The [[Call]] whose execution context is suspended and captured is by the generator instance is the actual call to the generator function that created that instance.  So, the this value of that context is the this value of that original call of the generator function. Creation and initialization of the generator instance takes place before executing the generator function body. This means there are some interesting ways that the this value manifests depend upon the nature of the this call. 

For example,
(this is what the ES6 spec. says should happen, I don't know if any implementation has this all correct yet)

Assume:
 
```js
function g* () {"use strict"; yield "this: " + this};  //don't want undefined this turning into the global object

g.prototype = function toString() {return "a generator instances made by g"};
var obj = {
     g,
     toString() {return "obj"}
};

//plan function call
console.log(g().next().value);  //"this: undefined" 
//same as 
console.log(g.call(undefined).next().value);  
//Just like calling any function call, undefined is the default this value.

//method call
console.log(obj.g().next().value); //"this: obj"
//same as:
console.log(g.call(obj).next().value);  
//just like any method call

//explicit constructor call
console.log((new g()).next().value): //"this: a generator instances made by g"
//same as:
console.log(g.call(g[Symbol.create]()).next().value);  
//just like newing any constructor function
```

In other words, if you want this bound to the function instance within the body of the constructor function use the generator function as a constructor and new it. 

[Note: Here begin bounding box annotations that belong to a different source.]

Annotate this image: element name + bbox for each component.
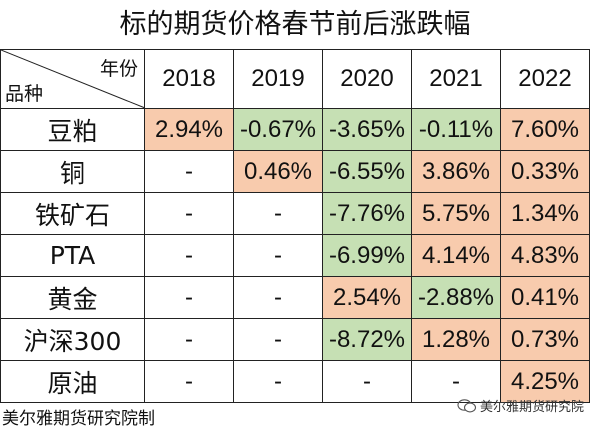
value-cell: - xyxy=(233,234,323,277)
value-cell: -6.99% xyxy=(322,234,412,277)
corner-year-label: 年份 xyxy=(99,58,138,80)
value-cell: -0.11% xyxy=(411,108,501,151)
value-cell: 0.33% xyxy=(500,150,590,193)
item-name: 铜 xyxy=(0,150,145,193)
table-row: 铁矿石 - - -7.76% 5.75% 1.34% xyxy=(0,192,590,235)
item-name: 原油 xyxy=(0,360,145,403)
value-cell: 2.54% xyxy=(322,276,412,319)
value-cell: 0.41% xyxy=(500,276,590,319)
value-cell: -8.72% xyxy=(322,318,412,361)
value-cell: 7.60% xyxy=(500,108,590,151)
source-note: 美尔雅期货研究院制 xyxy=(2,409,155,429)
value-cell: 0.73% xyxy=(500,318,590,361)
value-cell: 2.94% xyxy=(144,108,234,151)
year-header: 2019 xyxy=(233,49,323,109)
value-cell: - xyxy=(144,360,234,403)
watermark-text: 美尔雅期货研究院 xyxy=(479,400,584,415)
value-cell: 3.86% xyxy=(411,150,501,193)
value-cell: -3.65% xyxy=(322,108,412,151)
header-row: 年份 品种 2018 2019 2020 2021 2022 xyxy=(0,49,590,109)
diagonal-line xyxy=(1,50,144,108)
table-row: 豆粕 2.94% -0.67% -3.65% -0.11% 7.60% xyxy=(0,108,590,151)
value-cell: - xyxy=(233,360,323,403)
value-cell: -2.88% xyxy=(411,276,501,319)
value-cell: - xyxy=(322,360,412,403)
value-cell: -6.55% xyxy=(322,150,412,193)
corner-item-label: 品种 xyxy=(5,83,44,105)
value-cell: - xyxy=(144,234,234,277)
table-row: 黄金 - -2.54% -2.88% 0.41% xyxy=(0,276,590,319)
value-cell: - xyxy=(233,318,323,361)
value-cell: 4.83% xyxy=(500,234,590,277)
table-row: 原油 - - - -4.25% xyxy=(0,360,590,403)
page-title: 标的期货价格春节前后涨跌幅 xyxy=(119,9,471,40)
value-cell: - xyxy=(233,192,323,235)
value-cell: - xyxy=(144,192,234,235)
year-header: 2022 xyxy=(500,49,590,109)
value-cell: 1.28% xyxy=(411,318,501,361)
wechat-icon xyxy=(457,398,477,412)
value-cell: -7.76% xyxy=(322,192,412,235)
table-row: 铜 -0.46% -6.55% 3.86% 0.33% xyxy=(0,150,590,193)
value-cell: 4.14% xyxy=(411,234,501,277)
item-name: 豆粕 xyxy=(0,108,145,151)
value-cell: 5.75% xyxy=(411,192,501,235)
value-cell: - xyxy=(233,276,323,319)
value-cell: - xyxy=(144,318,234,361)
item-name: PTA xyxy=(0,234,145,277)
table-row: 沪深300- - -8.72% 1.28% 0.73% xyxy=(0,318,590,361)
item-name: 铁矿石 xyxy=(0,192,145,235)
item-name: 黄金 xyxy=(0,276,145,319)
item-name: 沪深300 xyxy=(0,318,145,361)
table-row: PTA - - -6.99% 4.14% 4.83% xyxy=(0,234,590,277)
corner-cell: 年份 品种 xyxy=(0,49,145,109)
year-header: 2020 xyxy=(322,49,412,109)
value-cell: -0.67% xyxy=(233,108,323,151)
year-header: 2021 xyxy=(411,49,501,109)
value-cell: - xyxy=(144,150,234,193)
value-cell: 0.46% xyxy=(233,150,323,193)
value-cell: 1.34% xyxy=(500,192,590,235)
change-table: 年份 品种 2018 2019 2020 2021 2022 豆粕 2.94% -0… xyxy=(0,49,590,403)
value-cell: - xyxy=(144,276,234,319)
year-header: 2018 xyxy=(144,49,234,109)
value-cell: 4.25% xyxy=(500,360,590,403)
watermark: 美尔雅期货研究院 xyxy=(457,396,584,415)
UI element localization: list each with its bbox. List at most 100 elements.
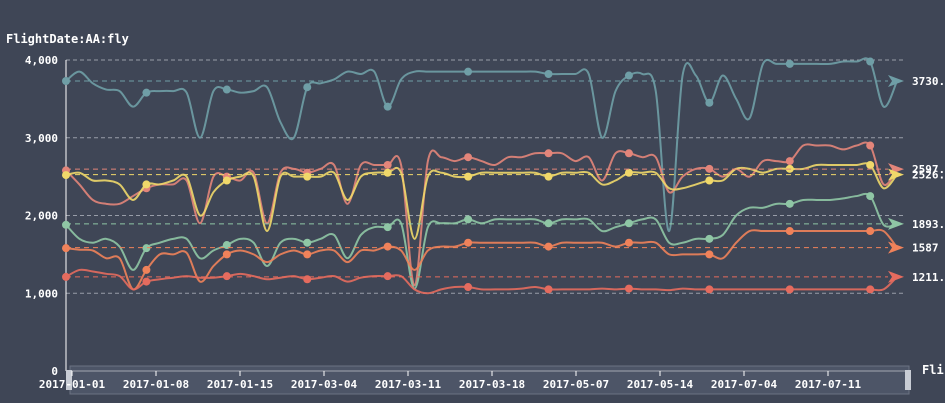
data-point[interactable]: [142, 88, 151, 97]
data-point[interactable]: [705, 234, 714, 243]
data-point[interactable]: [142, 180, 151, 189]
data-point[interactable]: [142, 244, 151, 253]
data-point[interactable]: [866, 285, 875, 294]
data-point[interactable]: [624, 284, 633, 293]
data-point[interactable]: [142, 265, 151, 274]
data-point[interactable]: [624, 219, 633, 228]
data-point[interactable]: [785, 157, 794, 166]
data-point[interactable]: [464, 283, 473, 292]
x-tick-label: 2017-05-07: [543, 378, 609, 391]
x-tick-label: 2017-01-08: [123, 378, 189, 391]
data-point[interactable]: [785, 59, 794, 68]
data-point[interactable]: [866, 57, 875, 66]
chart-title: FlightDate:AA:fly: [6, 32, 129, 46]
mark-line-label: 1893.: [912, 218, 945, 231]
data-point[interactable]: [785, 227, 794, 236]
x-tick-label: 2017-05-14: [627, 378, 694, 391]
data-point[interactable]: [383, 168, 392, 177]
data-point[interactable]: [303, 238, 312, 247]
data-zoom-slider[interactable]: [66, 365, 911, 395]
data-point[interactable]: [544, 69, 553, 78]
data-point[interactable]: [464, 238, 473, 247]
series-line: [65, 192, 898, 290]
zoom-handle-right[interactable]: [905, 370, 911, 390]
data-point[interactable]: [142, 277, 151, 286]
data-point[interactable]: [705, 176, 714, 185]
x-axis: 2017-01-01 2017-01-08 2017-01-15 2017-03-04…: [39, 371, 862, 391]
mark-line-arrow: [888, 168, 904, 181]
data-point[interactable]: [705, 250, 714, 259]
mark-line-label: 3730.: [912, 75, 945, 88]
x-tick-label: 2017-03-04: [291, 378, 358, 391]
x-tick-label: 2017-01-15: [207, 378, 273, 391]
x-tick-label: 2017-07-11: [795, 378, 862, 391]
data-point[interactable]: [383, 160, 392, 169]
data-point[interactable]: [303, 83, 312, 92]
data-point[interactable]: [303, 250, 312, 259]
y-tick-label: 3,000: [25, 132, 58, 145]
data-point[interactable]: [222, 272, 231, 281]
mark-line-arrow: [888, 241, 904, 254]
grid: [66, 59, 905, 294]
y-tick-label: 4,000: [25, 54, 58, 67]
y-tick-label: 2,000: [25, 210, 58, 223]
series-line: [65, 57, 898, 233]
data-point[interactable]: [544, 219, 553, 228]
data-point[interactable]: [544, 172, 553, 181]
mark-lines: 3730. 2597.2526. 1893. 1587 1211.: [66, 74, 945, 284]
data-point[interactable]: [383, 242, 392, 251]
series-group: [62, 57, 898, 295]
data-point[interactable]: [464, 67, 473, 76]
mark-line-arrow: [888, 74, 904, 87]
x-axis-label: Fli: [922, 363, 944, 377]
mark-line-arrow: [888, 270, 904, 283]
data-point[interactable]: [303, 172, 312, 181]
x-tick-label: 2017-01-01: [39, 378, 106, 391]
data-point[interactable]: [624, 71, 633, 80]
data-point[interactable]: [544, 149, 553, 158]
data-point[interactable]: [62, 244, 70, 253]
series-line: [65, 141, 898, 287]
data-point[interactable]: [62, 220, 70, 229]
zoom-handle-left[interactable]: [66, 370, 72, 390]
data-point[interactable]: [705, 285, 714, 294]
mark-line-label: 1211.: [912, 271, 945, 284]
mark-line-label: 2597.: [912, 163, 945, 176]
mark-line-arrow: [888, 217, 904, 230]
data-point[interactable]: [222, 250, 231, 259]
x-tick-label: 2017-03-18: [459, 378, 525, 391]
mark-line-label: 2526.: [912, 169, 945, 182]
data-point[interactable]: [866, 141, 875, 150]
x-tick-label: 2017-03-11: [375, 378, 442, 391]
data-point[interactable]: [866, 227, 875, 236]
data-point[interactable]: [705, 98, 714, 107]
data-point[interactable]: [222, 241, 231, 250]
data-point[interactable]: [785, 285, 794, 294]
y-tick-label: 1,000: [25, 287, 58, 300]
data-point[interactable]: [383, 223, 392, 232]
data-point[interactable]: [464, 215, 473, 224]
data-point[interactable]: [222, 176, 231, 185]
data-point[interactable]: [383, 102, 392, 111]
data-point[interactable]: [624, 168, 633, 177]
data-point[interactable]: [544, 242, 553, 251]
mark-line-label: 1587: [912, 242, 939, 255]
data-point[interactable]: [544, 285, 553, 294]
data-point[interactable]: [464, 153, 473, 162]
data-point[interactable]: [624, 238, 633, 247]
series-line: [65, 162, 898, 240]
x-tick-label: 2017-07-04: [711, 378, 778, 391]
data-point[interactable]: [464, 172, 473, 181]
y-axis: 0 1,000 2,000 3,000 4,000: [25, 54, 905, 378]
data-point[interactable]: [383, 272, 392, 281]
data-point[interactable]: [785, 199, 794, 208]
data-point[interactable]: [624, 149, 633, 158]
series-line: [65, 228, 898, 291]
series-line: [65, 268, 898, 295]
data-point[interactable]: [866, 160, 875, 169]
data-point[interactable]: [866, 192, 875, 201]
data-point[interactable]: [222, 85, 231, 94]
y-tick-label: 0: [51, 365, 58, 378]
zoom-track[interactable]: [69, 365, 910, 395]
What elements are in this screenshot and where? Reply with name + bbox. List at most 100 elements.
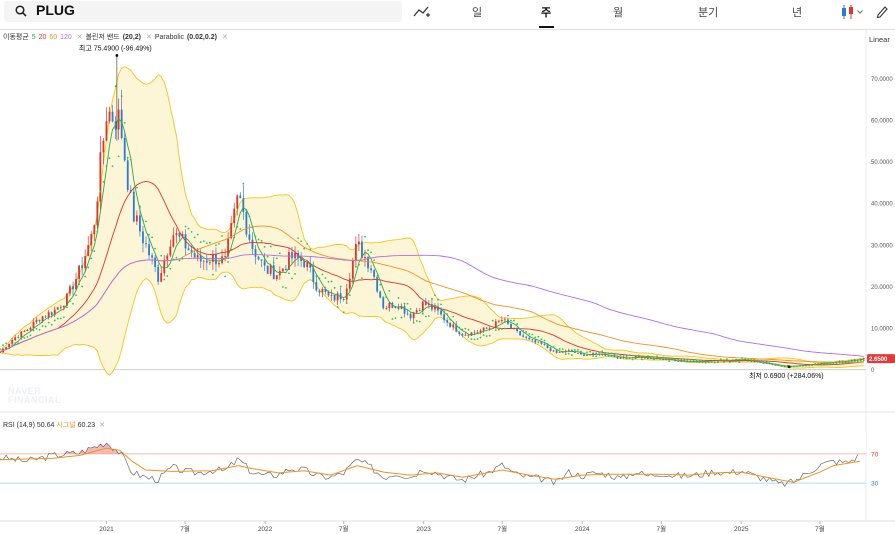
candle-type-icon[interactable] [841, 4, 855, 20]
draw-line-icon[interactable] [413, 5, 431, 19]
remove-rsi-icon[interactable]: ✕ [99, 422, 106, 429]
pencil-icon[interactable] [876, 5, 888, 18]
candle-body [786, 366, 789, 368]
last-price-label: 2.6500 [869, 357, 888, 363]
candle-body [285, 268, 287, 270]
candle-body [856, 359, 859, 361]
candle-body [668, 359, 671, 361]
period-tab-month[interactable]: 월 [613, 7, 624, 19]
y-tick-label: 60.0000 [871, 118, 893, 124]
candle-body [531, 339, 534, 341]
candle-body [50, 312, 53, 315]
parabolic-sar-dot [260, 240, 263, 242]
remove-bb-icon[interactable]: ✕ [146, 34, 152, 41]
parabolic-sar-dot [245, 209, 248, 212]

How, does it all work?  It depends upon the generator function being to distinguish an uninitialized generator instance from other objects.  This is something that all constructors that want to have the same behavior for both new and regular calls need to be able to do.

The prolog of a generator function (before capturing and suspending the execution context) looks at the this value that was passed to it.  If the this value is an uninitialized generator object (such as is returned by the @@create method of a generator function) it initializes that generator object, captures the execution context, and return the now initialized generator object that was passed in as its this. 

If the this value is anything else (undefined, any object that isn't an uninitialized generator instance) the prolog allocates a new generator instance (using @@create), initializes it, captures the context and returns the newly allocated  generator instance. 

In neither case is the original this binding modified.